Diez días atrás, estos mismos rivales se habían enfrentado por el Brasileirao. A Mineiro le expulsaron un jugador al filo de la primera mitad, y en la segunda ofreció una lección de resistencia para aguantar el 0 a 0. Esta vez, Botafogo le devolvió la moneda con idéntica eficacia. Es verdad que Vargas definió mal en dos ocasiones, el arquero John desvió un remate debajo de Hulk que olía a festejo y Deyverson cruzó en exceso una palomita, pero fueron ocasiones aisladas, cabos sueltos de un fútbol con escasa sustancia.

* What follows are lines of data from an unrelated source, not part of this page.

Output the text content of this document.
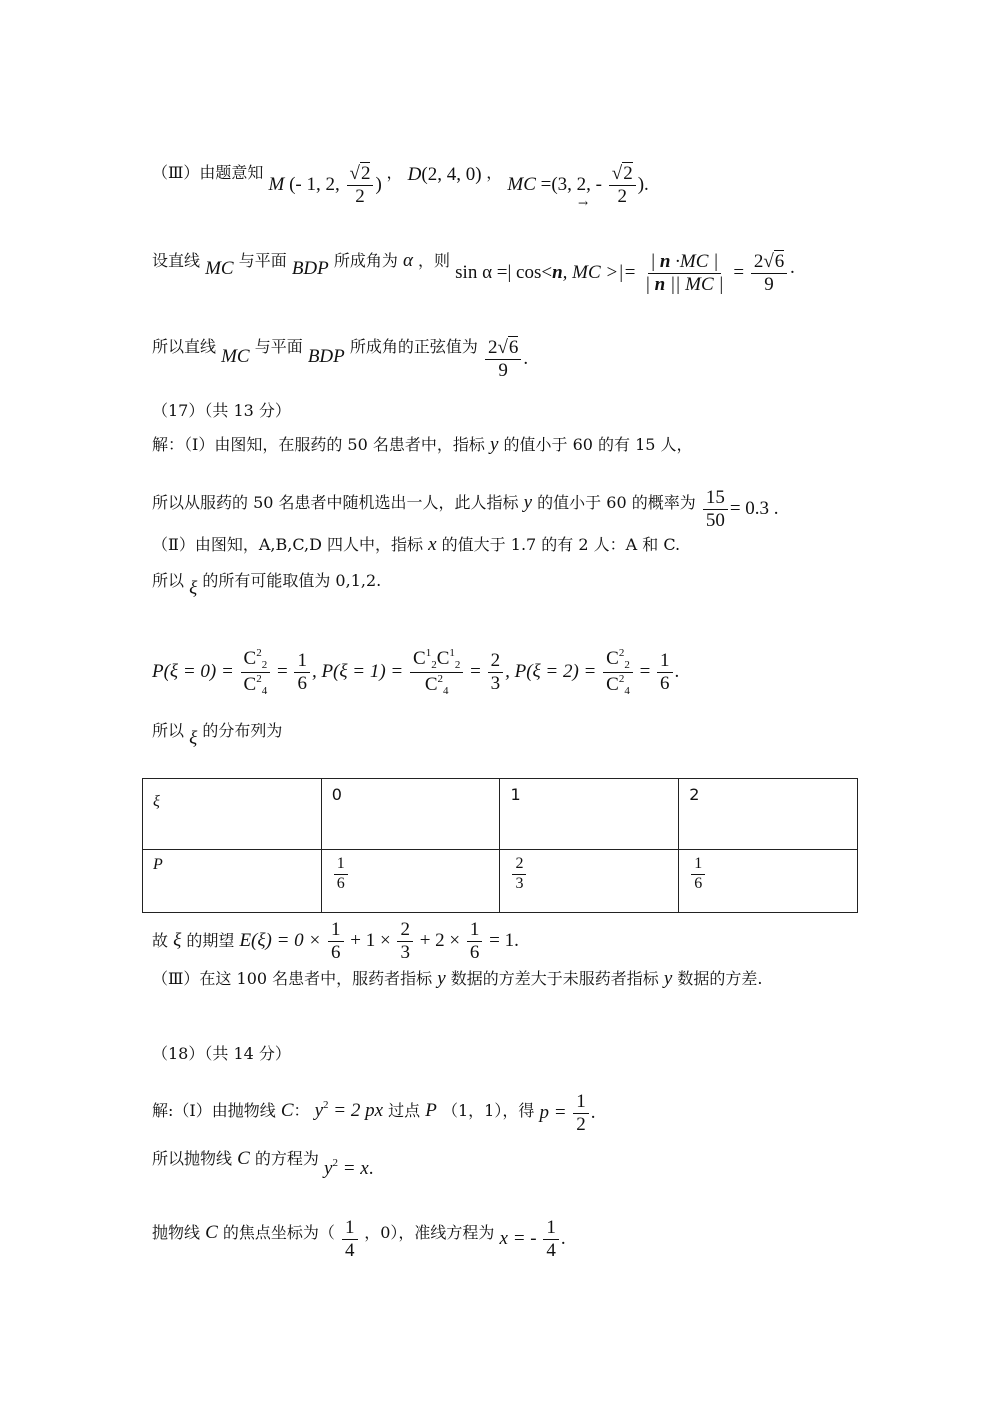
（Ⅲ）由题意知 M (- 1, 2, $\frac{√2}{2}$ ) ， D(2, 4, 0) ， MC =(3, 2, - $\frac{√2}{2}$ ).
→
设直线 MC 与平面 BDP 所成角为 α ，则 sin α =| cos<n, MC >|= $\frac{| n \cdot MC |}{| n || MC |} = \frac{2√6}{9}$ ·
所以直线 MC 与平面 BDP 所成角的正弦值为 $\frac{2√6}{9}$ .
（17）（共 13 分）
解：（Ⅰ）由图知，在服药的 50 名患者中，指标 y 的值小于 60 的有 15 人，
所以从服药的 50 名患者中随机选出一人，此人指标 y 的值小于 60 的概率为 $\frac{15}{50} = 0.3$ .
（Ⅱ）由图知，A,B,C,D 四人中，指标 x 的值大于 1.7 的有 2 人：A 和 C.
所以 ξ 的所有可能取值为 0,1,2.
$P(\xi = 0) = \frac{C^2_2}{C^2_4} = \frac{1}{6}$ , $P(\xi = 1) = \frac{C^1_2C^1_2}{C^2_4} = \frac{2}{3}$ , $P(\xi = 2) = \frac{C^2_2}{C^2_4} = \frac{1}{6}$ .
所以 ξ 的分布列为
ξ	0	1	2
P	$\frac{1}{6}$	$\frac{2}{3}$	$\frac{1}{6}$
故 ξ 的期望 $E(\xi) = 0 \times \frac{1}{6} + 1 \times \frac{2}{3} + 2 \times \frac{1}{6} = 1$.
（Ⅲ）在这 100 名患者中，服药者指标 y 数据的方差大于未服药者指标 y 数据的方差.
（18）（共 14 分）
解:（Ⅰ）由抛物线 C： $y^2 = 2$ px 过点 P （1，1），得 $p = \frac{1}{2}$ .
所以抛物线 C 的方程为 $y^2 = x$.
抛物线 C 的焦点坐标为（ $\frac{1}{4}$ ，0），准线方程为 x = - $\frac{1}{4}$ .
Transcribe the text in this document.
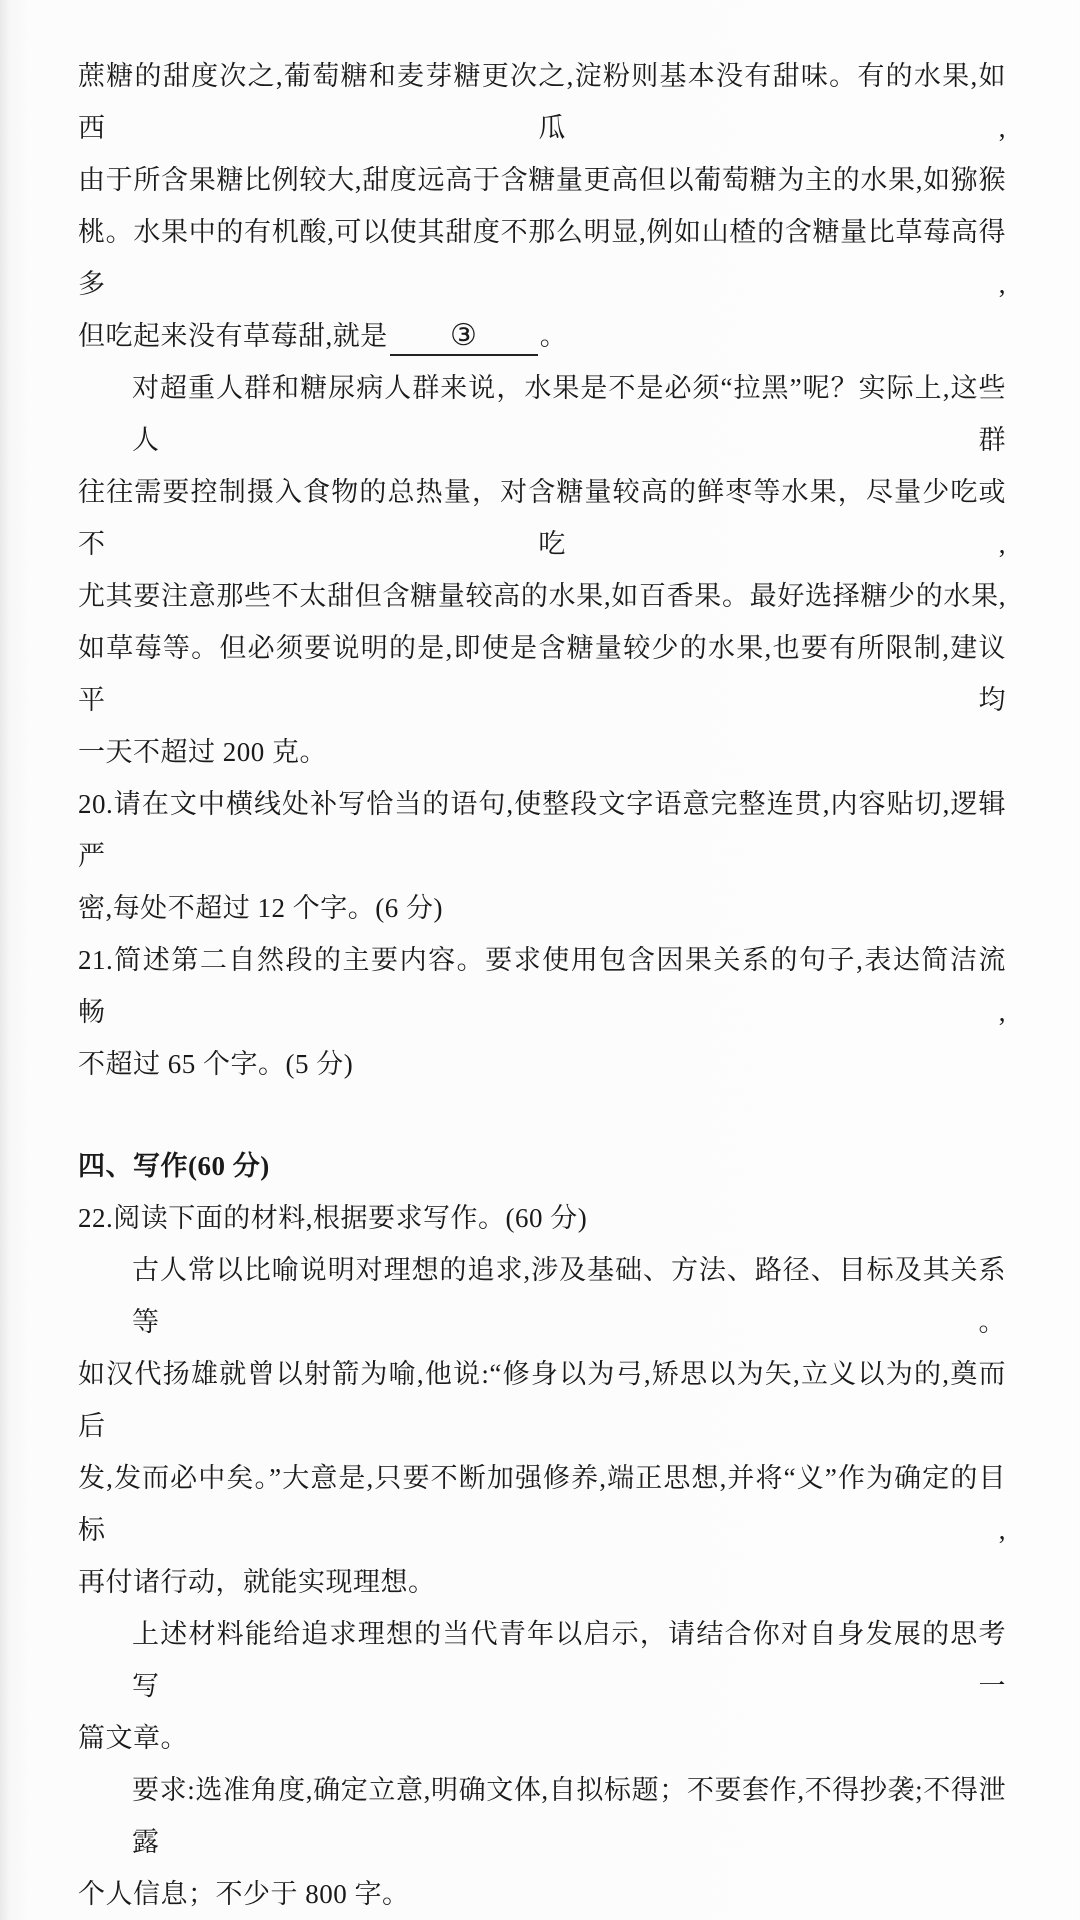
蔗糖的甜度次之,葡萄糖和麦芽糖更次之,淀粉则基本没有甜味。有的水果,如西瓜,
由于所含果糖比例较大,甜度远高于含糖量更高但以葡萄糖为主的水果,如猕猴
桃。水果中的有机酸,可以使其甜度不那么明显,例如山楂的含糖量比草莓高得多,
但吃起来没有草莓甜,就是 ③ 。
对超重人群和糖尿病人群来说，水果是不是必须“拉黑”呢？实际上,这些人群
往往需要控制摄入食物的总热量，对含糖量较高的鲜枣等水果，尽量少吃或不吃,
尤其要注意那些不太甜但含糖量较高的水果,如百香果。最好选择糖少的水果,
如草莓等。但必须要说明的是,即使是含糖量较少的水果,也要有所限制,建议平均
一天不超过 200 克。
20.请在文中横线处补写恰当的语句,使整段文字语意完整连贯,内容贴切,逻辑严
密,每处不超过 12 个字。(6 分)
21.简述第二自然段的主要内容。要求使用包含因果关系的句子,表达简洁流畅,
不超过 65 个字。(5 分)
四、写作(60 分)
22.阅读下面的材料,根据要求写作。(60 分)
古人常以比喻说明对理想的追求,涉及基础、方法、路径、目标及其关系等。
如汉代扬雄就曾以射箭为喻,他说:“修身以为弓,矫思以为矢,立义以为的,奠而后
发,发而必中矣。”大意是,只要不断加强修养,端正思想,并将“义”作为确定的目标,
再付诸行动，就能实现理想。
上述材料能给追求理想的当代青年以启示，请结合你对自身发展的思考写一
篇文章。
要求:选准角度,确定立意,明确文体,自拟标题；不要套作,不得抄袭;不得泄露
个人信息；不少于 800 字。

El tercer gol en el descuento, otra acción a puro talento de Junior Santos, que regresaba al equipo luego de una fractura de tibia, puso el mejor colofón posible al día más soñado por el viejo Botafogo. El de Garrincha, el de Jairzinho, pero también el de los tres descensos en los últimos 20 años y el único grande de Brasil que nunca había levantado una Libertadores. Ya está, ya la tiene en sus vitrinas, y tal vez le hayan bastado 90 minutos de un partido excitante, de una final extraordinaria, para dar vuelta la página y arrancar otra historia, una que haga honor a su apodo de O Glorioso.